16.05.2009
Étape 3 • 123 km • Cumul 295 km
J'embarque en gare de Genève pour rejoindre la route là où je l'avais quittée. Après une petite inquiétude pour une correspondance SNCF à Chambéry obtenue de justesse (j’aurais dû attendre 4 heures pour la suivante…), je me retrouve à Modane à 14 heures.

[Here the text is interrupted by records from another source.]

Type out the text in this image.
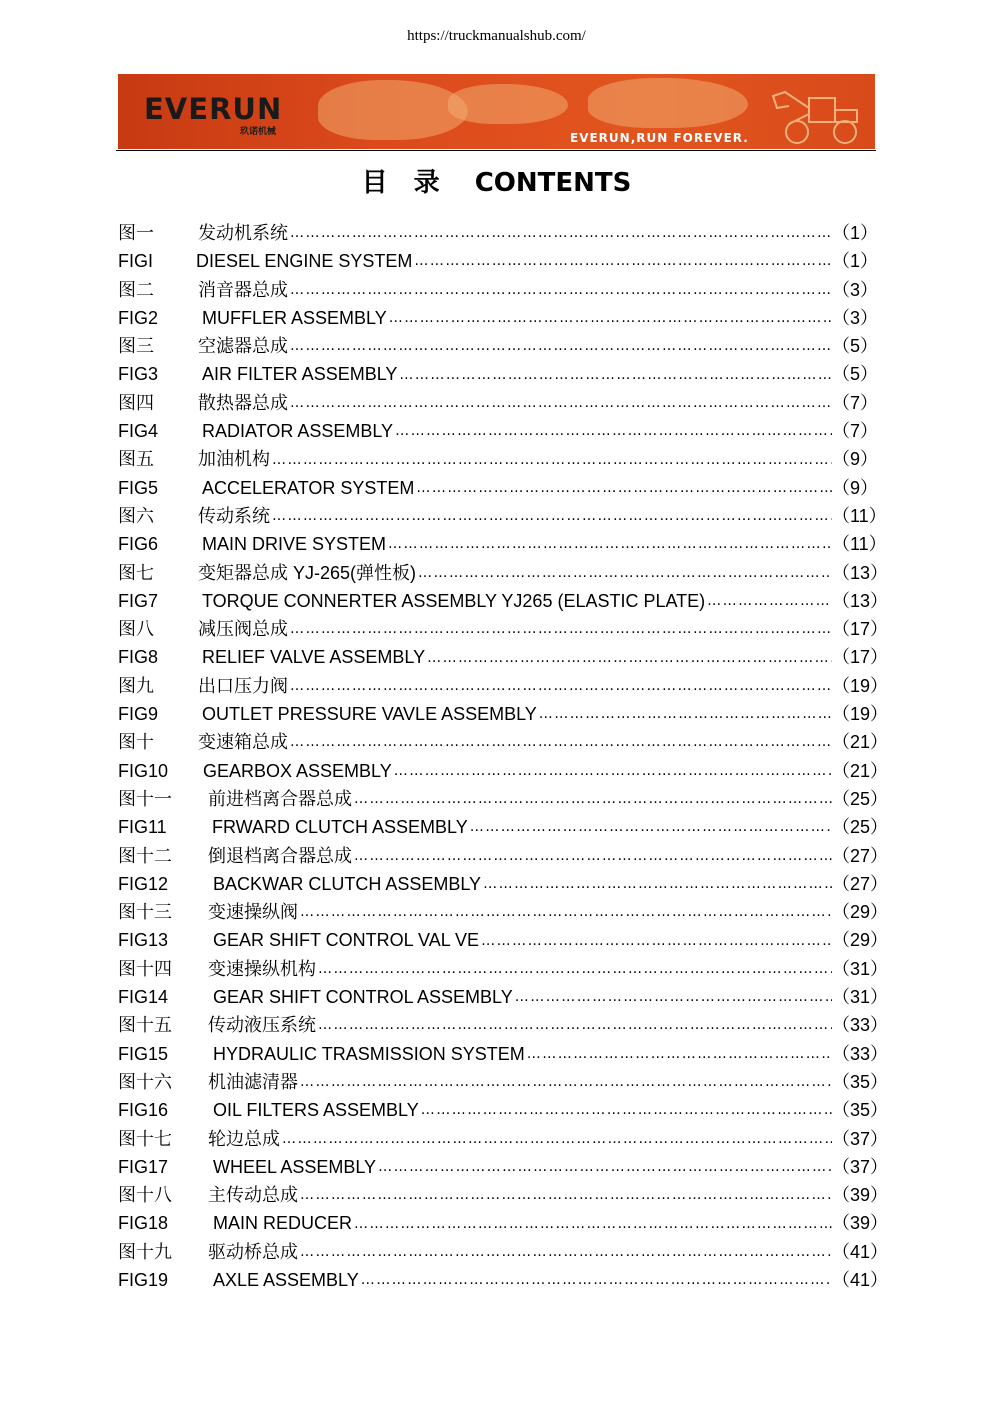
https://truckmanualshub.com/
EVERUN
玖诺机械	EVERUN,RUN FOREVER.
目录 CONTENTS
图一	发动机系统 ……………………………………………………………………………………………………………………………………………………………………	（1）
FIGI	DIESEL ENGINE SYSTEM ……………………………………………………………………………………………………………………………………………………………………	（1）
图二	消音器总成 ……………………………………………………………………………………………………………………………………………………………………	（3）
FIG2	MUFFLER ASSEMBLY ……………………………………………………………………………………………………………………………………………………………………	（3）
图三	空滤器总成 ……………………………………………………………………………………………………………………………………………………………………	（5）
FIG3	AIR FILTER ASSEMBLY ……………………………………………………………………………………………………………………………………………………………………	（5）
图四	散热器总成 ……………………………………………………………………………………………………………………………………………………………………	（7）
FIG4	RADIATOR ASSEMBLY ……………………………………………………………………………………………………………………………………………………………………	（7）
图五	加油机构 ……………………………………………………………………………………………………………………………………………………………………	（9）
FIG5	ACCELERATOR SYSTEM ……………………………………………………………………………………………………………………………………………………………………	（9）
图六	传动系统 ……………………………………………………………………………………………………………………………………………………………………	（11）
FIG6	MAIN DRIVE SYSTEM ……………………………………………………………………………………………………………………………………………………………………	（11）
图七	变矩器总成 YJ-265(弹性板) ……………………………………………………………………………………………………………………………………………………………………	（13）
FIG7	TORQUE CONNERTER ASSEMBLY YJ265 (ELASTIC PLATE) ……………………………………………………………………………………………………………………………………………………………………	（13）
图八	减压阀总成 ……………………………………………………………………………………………………………………………………………………………………	（17）
FIG8	RELIEF VALVE ASSEMBLY ……………………………………………………………………………………………………………………………………………………………………	（17）
图九	出口压力阀 ……………………………………………………………………………………………………………………………………………………………………	（19）
FIG9	OUTLET PRESSURE VAVLE ASSEMBLY ……………………………………………………………………………………………………………………………………………………………………	（19）
图十	变速箱总成 ……………………………………………………………………………………………………………………………………………………………………	（21）
FIG10	GEARBOX ASSEMBLY ……………………………………………………………………………………………………………………………………………………………………	（21）
图十一	前进档离合器总成 ……………………………………………………………………………………………………………………………………………………………………	（25）
FIG11	FRWARD CLUTCH ASSEMBLY ……………………………………………………………………………………………………………………………………………………………………	（25）
图十二	倒退档离合器总成 ……………………………………………………………………………………………………………………………………………………………………	（27）
FIG12	BACKWAR CLUTCH ASSEMBLY ……………………………………………………………………………………………………………………………………………………………………	（27）
图十三	变速操纵阀 ……………………………………………………………………………………………………………………………………………………………………	（29）
FIG13	GEAR SHIFT CONTROL VAL VE ……………………………………………………………………………………………………………………………………………………………………	（29）
图十四	变速操纵机构 ……………………………………………………………………………………………………………………………………………………………………	（31）
FIG14	GEAR SHIFT CONTROL ASSEMBLY ……………………………………………………………………………………………………………………………………………………………………	（31）
图十五	传动液压系统 ……………………………………………………………………………………………………………………………………………………………………	（33）
FIG15	HYDRAULIC TRASMISSION SYSTEM ……………………………………………………………………………………………………………………………………………………………………	（33）
图十六	机油滤清器 ……………………………………………………………………………………………………………………………………………………………………	（35）
FIG16	OIL FILTERS ASSEMBLY ……………………………………………………………………………………………………………………………………………………………………	（35）
图十七	轮边总成 ……………………………………………………………………………………………………………………………………………………………………	（37）
FIG17	WHEEL ASSEMBLY ……………………………………………………………………………………………………………………………………………………………………	（37）
图十八	主传动总成 ……………………………………………………………………………………………………………………………………………………………………	（39）
FIG18	MAIN REDUCER ……………………………………………………………………………………………………………………………………………………………………	（39）
图十九	驱动桥总成 ……………………………………………………………………………………………………………………………………………………………………	（41）
FIG19	AXLE ASSEMBLY ……………………………………………………………………………………………………………………………………………………………………	（41）
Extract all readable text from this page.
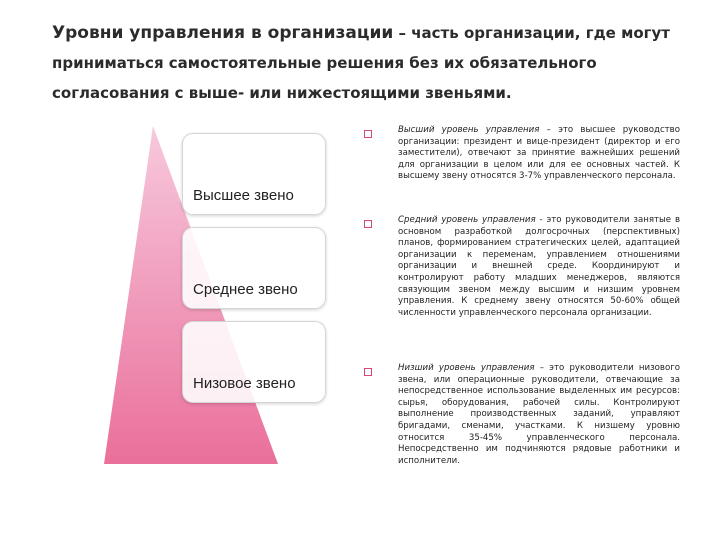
Уровни управления в организации – часть организации, где могут приниматься самостоятельные решения без их обязательного согласования с выше- или нижестоящими звеньями.
Высшее звено
Среднее звено
Низовое звено

Высший уровень управления – это высшее руководство организации: президент и вице-президент (директор и его заместители), отвечают за принятие важнейших решений для организации в целом или для ее основных частей. К высшему звену относятся 3-7% управленческого персонала.

Средний уровень управления - это руководители занятые в основном разработкой долгосрочных (перспективных) планов, формированием стратегических целей, адаптацией организации к переменам, управлением отношениями организации и внешней среде. Координируют и контролируют работу младших менеджеров, являются связующим звеном между высшим и низшим уровнем управления. К среднему звену относятся 50-60% общей численности управленческого персонала организации.

Низший уровень управления – это руководители низового звена, или операционные руководители, отвечающие за непосредственное использование выделенных им ресурсов: сырья, оборудования, рабочей силы. Контролируют выполнение производственных заданий, управляют бригадами, сменами, участками. К низшему уровню относится 35-45% управленческого персонала. Непосредственно им подчиняются рядовые работники и исполнители.
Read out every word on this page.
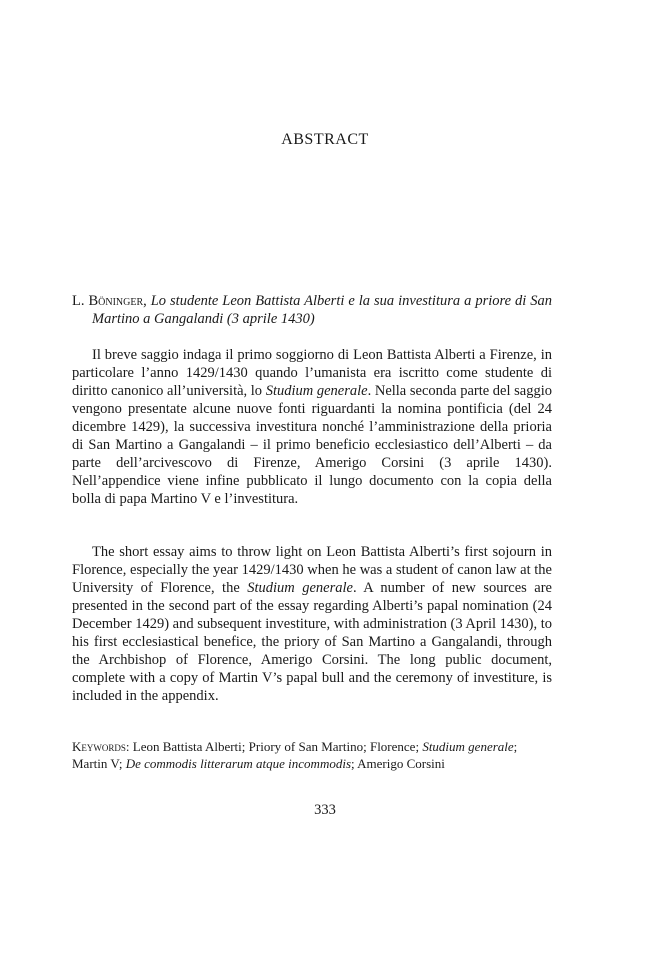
ABSTRACT
L. Böninger, Lo studente Leon Battista Alberti e la sua investitura a priore di San Martino a Gangalandi (3 aprile 1430)

Il breve saggio indaga il primo soggiorno di Leon Battista Alberti a Firenze, in particolare l’anno 1429/1430 quando l’umanista era iscritto come studente di diritto canonico all’università, lo Studium generale. Nella seconda parte del saggio vengono presentate alcune nuove fonti riguardanti la nomina pontificia (del 24 dicembre 1429), la successiva investitura nonché l’amministrazione della prioria di San Martino a Gangalandi – il primo beneficio ecclesiastico dell’Alberti – da parte dell’arcivescovo di Firenze, Amerigo Corsini (3 aprile 1430). Nell’appendice viene infine pubblicato il lungo documento con la copia della bolla di papa Martino V e l’investitura.

The short essay aims to throw light on Leon Battista Alberti’s first sojourn in Florence, especially the year 1429/1430 when he was a student of canon law at the University of Florence, the Studium generale. A number of new sources are presented in the second part of the essay regarding Alberti’s papal nomination (24 December 1429) and subsequent investiture, with administration (3 April 1430), to his first ecclesiastical benefice, the priory of San Martino a Gangalandi, through the Archbishop of Florence, Amerigo Corsini. The long public document, complete with a copy of Martin V’s papal bull and the ceremony of investiture, is included in the appendix.

Keywords: Leon Battista Alberti; Priory of San Martino; Florence; Studium generale; Martin V; De commodis litterarum atque incommodis; Amerigo Corsini
333
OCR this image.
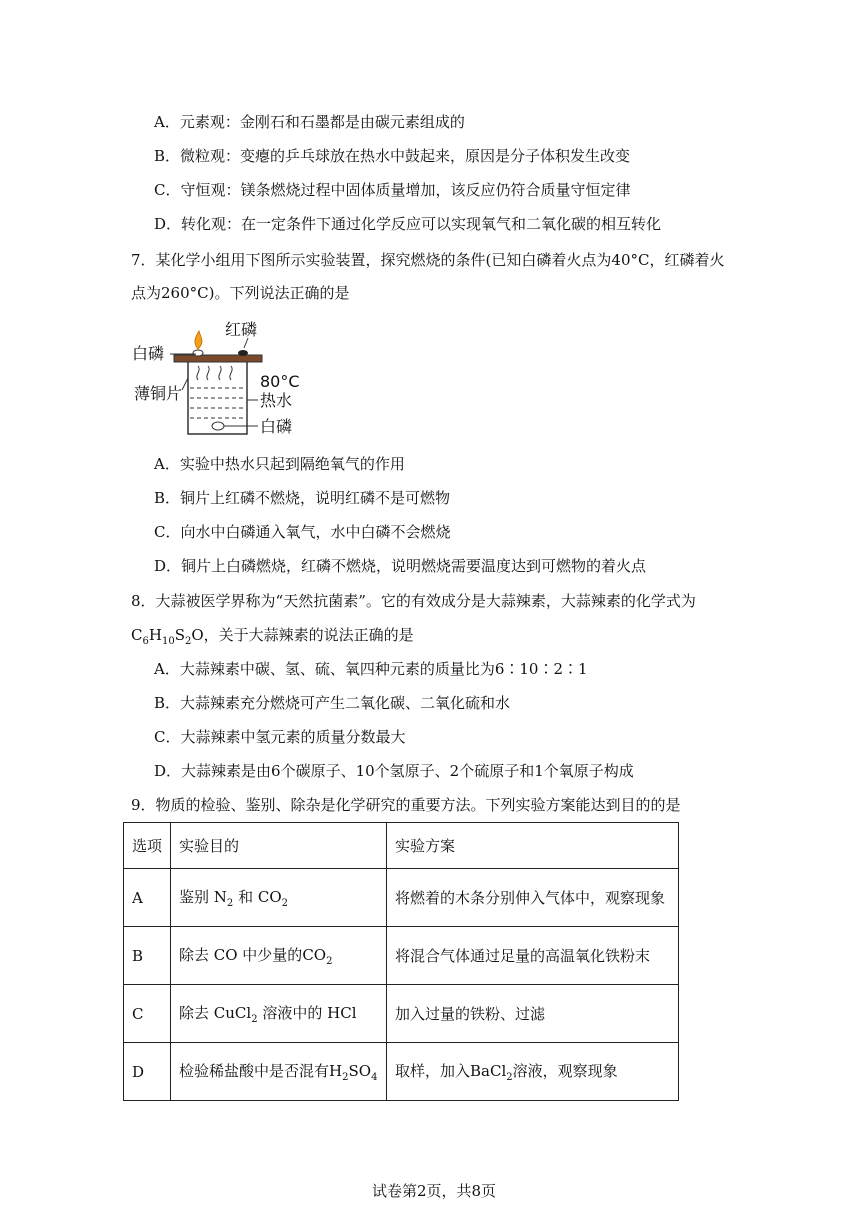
A．元素观：金刚石和石墨都是由碳元素组成的
B．微粒观：变瘪的乒乓球放在热水中鼓起来，原因是分子体积发生改变
C．守恒观：镁条燃烧过程中固体质量增加，该反应仍符合质量守恒定律
D．转化观：在一定条件下通过化学反应可以实现氧气和二氧化碳的相互转化
7．某化学小组用下图所示实验装置，探究燃烧的条件(已知白磷着火点为40°C，红磷着火
点为260°C)。下列说法正确的是
红磷
白磷
薄铜片
80°C
热水
白磷
A．实验中热水只起到隔绝氧气的作用
B．铜片上红磷不燃烧，说明红磷不是可燃物
C．向水中白磷通入氧气，水中白磷不会燃烧
D．铜片上白磷燃烧，红磷不燃烧，说明燃烧需要温度达到可燃物的着火点
8．大蒜被医学界称为“天然抗菌素”。它的有效成分是大蒜辣素，大蒜辣素的化学式为
$C_6H_{10}S_2O$，关于大蒜辣素的说法正确的是
A．大蒜辣素中碳、氢、硫、氧四种元素的质量比为6∶10∶2∶1
B．大蒜辣素充分燃烧可产生二氧化碳、二氧化硫和水
C．大蒜辣素中氢元素的质量分数最大
D．大蒜辣素是由6个碳原子、10个氢原子、2个硫原子和1个氧原子构成
9．物质的检验、鉴别、除杂是化学研究的重要方法。下列实验方案能达到目的的是
选项	实验目的	实验方案
A	鉴别 $N_2$ 和 $CO_2$	将燃着的木条分别伸入气体中，观察现象
B	除去 CO 中少量的$CO_2$	将混合气体通过足量的高温氧化铁粉末
C	除去 CuCl$_2$ 溶液中的 HCl	加入过量的铁粉、过滤
D	检验稀盐酸中是否混有$H_2SO_4$	取样，加入BaCl$_2$溶液，观察现象
试卷第2页，共8页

J’appréhende cette troisième étape. Non pas que les lacets du col du Mont-Cenis, devant moi, soient trop raides pour mes mollets. D'ailleurs il n’est, avec ses 2083 mètres d’altitude, qu’un "seconde classe" comparé à ses deux voisins légendaires du Galibier et de l’Iseran. Mais c’est la neige qui s’est invitée à la parade. Ou plutôt, elle a oublié de partir en ce 16 mai, qui d’habitude offre un passage libre du col. Tombée en abondance tout l’hiver, elle empêche toujours l’ouverture de la route par les équipes de déneigement. Je la savais fermée, j’avais encore vérifié sur Internet plusieurs fois ces derniers jours. Mais il n’y a point d’autre col dégagé pour gagner l’Italie, et comme puriste du cyclovoyage je ne compte pas me faire embarquer avec le vélo dans un train par le tunnel – ne serait-ce sans au moins avoir tenté l'ascension. Alors je tente. Je tiens absolument à être à Turin ce soir, pour pouvoir gagner la côte le lendemain et embarquer dans le ferry pour la Corse.
Je m’engage avec la culpabilité du fraudeur au-delà du panneau qui barre l’accès, poussé par une envie irrésistible de me fourrer dans le pétrin... Cette fois, la difficulté que je m’impose n’est pas dans l’effort musculaire, mais dans la capacité à faire face à une situation non maîtrisable et dont je ne connais absolument pas l’issue. Je suis prêt à improviser une fois que je serai mis devant le fait accompli mais ne sais pas quand ni où cela se produira.
La route du col présente trois grands lacets réguliers, et je profite bien des belles vues alpines malgré l’adrénaline qui parcourt mon corps. La température baisse, le vent est violent. On voit le travail des déneigeuses, qui ont dégagé la route encastrée entre des murs de neige de plus de deux mètres de haut.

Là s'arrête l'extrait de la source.